Had his amendment passed, we doubt McGrath would be crying "voter fraud!"
Minnesota Majority, the main organization pushing the voter ID amendment that was defeated earlier this month, has never been able to cite a case of voter fraud voter ID would've prevented. But that uncomfortable fact isn't stopping Minnesota Majority executive director Dan McGrath from citing voter fraud as one of the main reasons the amendment was supported by only 46 percent of voters.
In a post published on the conservative True North blog, McGrath tackles the question of "Why Voter ID Failed." His answers? Money, misinformation, and the thing that gives him night sweats -- voter fraud.

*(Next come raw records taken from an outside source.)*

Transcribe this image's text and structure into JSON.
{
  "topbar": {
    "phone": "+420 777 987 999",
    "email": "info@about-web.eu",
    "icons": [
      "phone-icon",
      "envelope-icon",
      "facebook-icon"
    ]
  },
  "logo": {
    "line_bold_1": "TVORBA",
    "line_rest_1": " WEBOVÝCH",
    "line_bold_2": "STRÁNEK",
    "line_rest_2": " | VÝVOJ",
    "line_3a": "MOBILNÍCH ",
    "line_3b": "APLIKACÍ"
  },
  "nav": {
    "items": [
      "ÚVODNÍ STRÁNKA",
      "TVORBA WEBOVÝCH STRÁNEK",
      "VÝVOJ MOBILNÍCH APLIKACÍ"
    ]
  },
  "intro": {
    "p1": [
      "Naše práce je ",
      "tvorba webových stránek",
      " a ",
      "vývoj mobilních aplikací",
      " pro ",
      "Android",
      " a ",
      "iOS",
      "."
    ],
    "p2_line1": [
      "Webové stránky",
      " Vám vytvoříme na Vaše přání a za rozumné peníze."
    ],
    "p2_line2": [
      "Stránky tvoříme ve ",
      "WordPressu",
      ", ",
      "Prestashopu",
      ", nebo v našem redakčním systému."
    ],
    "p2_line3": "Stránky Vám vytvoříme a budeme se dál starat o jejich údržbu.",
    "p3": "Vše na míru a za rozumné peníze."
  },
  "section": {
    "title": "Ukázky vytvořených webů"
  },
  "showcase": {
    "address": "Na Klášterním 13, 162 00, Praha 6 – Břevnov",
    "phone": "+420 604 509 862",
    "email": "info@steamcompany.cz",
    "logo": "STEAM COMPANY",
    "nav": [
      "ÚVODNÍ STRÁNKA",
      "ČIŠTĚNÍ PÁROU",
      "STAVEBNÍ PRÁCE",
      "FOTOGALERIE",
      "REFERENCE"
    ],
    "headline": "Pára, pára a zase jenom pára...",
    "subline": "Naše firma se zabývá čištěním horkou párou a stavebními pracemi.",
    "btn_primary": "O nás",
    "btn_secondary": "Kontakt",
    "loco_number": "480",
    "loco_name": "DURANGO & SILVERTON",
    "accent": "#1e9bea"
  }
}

From McGrath's post (emphasis mine):
Ultimately, money was the principle factor in the defeat of the Voter ID amendment. Initial post-election research now being conducted by Minnesota Majority indicates that voter fraud likely played a role, but voter fraud is only effective in a close election. It shouldn't have even been close. Despite the defeat of the constitutional amendment, the people of Minnesota clearly support requiring photo ID to vote, but were misled to believe that the constitutional amendment was an egregious way to accomplish it. With adequate resources to counter the lies and scare tactics of the opposition, Voter ID could have been ratified handily.

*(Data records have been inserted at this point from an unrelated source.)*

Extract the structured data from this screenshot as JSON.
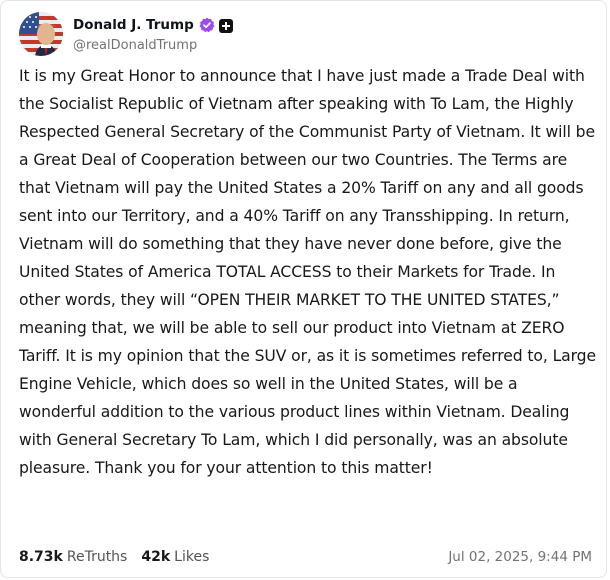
{
  "author": {
    "display_name": "Donald J. Trump",
    "handle": "@realDonaldTrump",
    "avatar_icon": "profile-avatar-flag",
    "verified_icon": "verified-badge-icon",
    "plus_icon": "plus-badge-icon",
    "verified_color": "#9a4cf0"
  },
  "post": {
    "text": "It is my Great Honor to announce that I have just made a Trade Deal with the Socialist Republic of Vietnam after speaking with To Lam, the Highly Respected General Secretary of the Communist Party of Vietnam. It will be a Great Deal of Cooperation between our two Countries. The Terms are that Vietnam will pay the United States a 20% Tariff on any and all goods sent into our Territory, and a 40% Tariff on any Transshipping. In return, Vietnam will do something that they have never done before, give the United States of America TOTAL ACCESS to their Markets for Trade. In other words, they will “OPEN THEIR MARKET TO THE UNITED STATES,” meaning that, we will be able to sell our product into Vietnam at ZERO Tariff. It is my opinion that the SUV or, as it is sometimes referred to, Large Engine Vehicle, which does so well in the United States, will be a wonderful addition to the various product lines within Vietnam. Dealing with General Secretary To Lam, which I did personally, was an absolute pleasure. Thank you for your attention to this matter!"
  },
  "stats": {
    "retruths_count": "8.73k",
    "retruths_label": "ReTruths",
    "likes_count": "42k",
    "likes_label": "Likes"
  },
  "timestamp": "Jul 02, 2025, 9:44 PM"
}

Despite what McGrath says, the vote wasn't that close. More than 177,000 additional yes votes were needed to hit the 50 percent threshold. In order words, unless the number of fraudulent votes cast roughly equals the populations of Duluth and Bloomington combined, voter fraud was far from a decisive factor.
In his post, McGrath repeatedly cites "misinformation" as another reason the voter ID amendment went down, but at no point does he cite even one specific example of a false claim made by amendment opponents. On the other side of the spectrum, electoral experts are in wide agreement -- voter ID is a solution in search of a problem.

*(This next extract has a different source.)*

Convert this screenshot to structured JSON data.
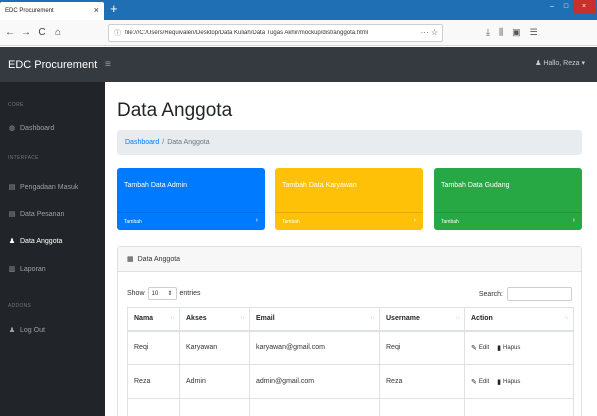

But as the Minnesota Progressive Project's Jeff Rosenberg writes, McGrath's latest preposterous statements are par for the course:
I guess I shouldn't be surprised. McGrath has been seeing the Voter Fraud boogieman everywhere for years; it's only natural that he should see his amendment's defeat as further vindication of his paranoia. And I suppose there's just as much evidence behind this charge as any of his previous allegations.
McGrath and his compatriots will probably continue to make the circular argument that voter ID lost because of fraud, but they can't prove it without voter ID. But judging from the election results, which were not close, nobody buys the argument.
As the leader of the main organization pushing the amendment, McGrath admits he "must assume blame" for voter ID's defeat. But McGrath's says the fight has just begun -- "Riding high on the defeat of Voter ID, election integriity [sic] foes are already laying plans to erode the integrity of Minnesota's election system even further," he writes.
"Election integrity foes"? Strong words coming from a guy who has spent five years using dishonest arguments to push a constitutional amendment that would be about as beneficial as a third wheel on my bike.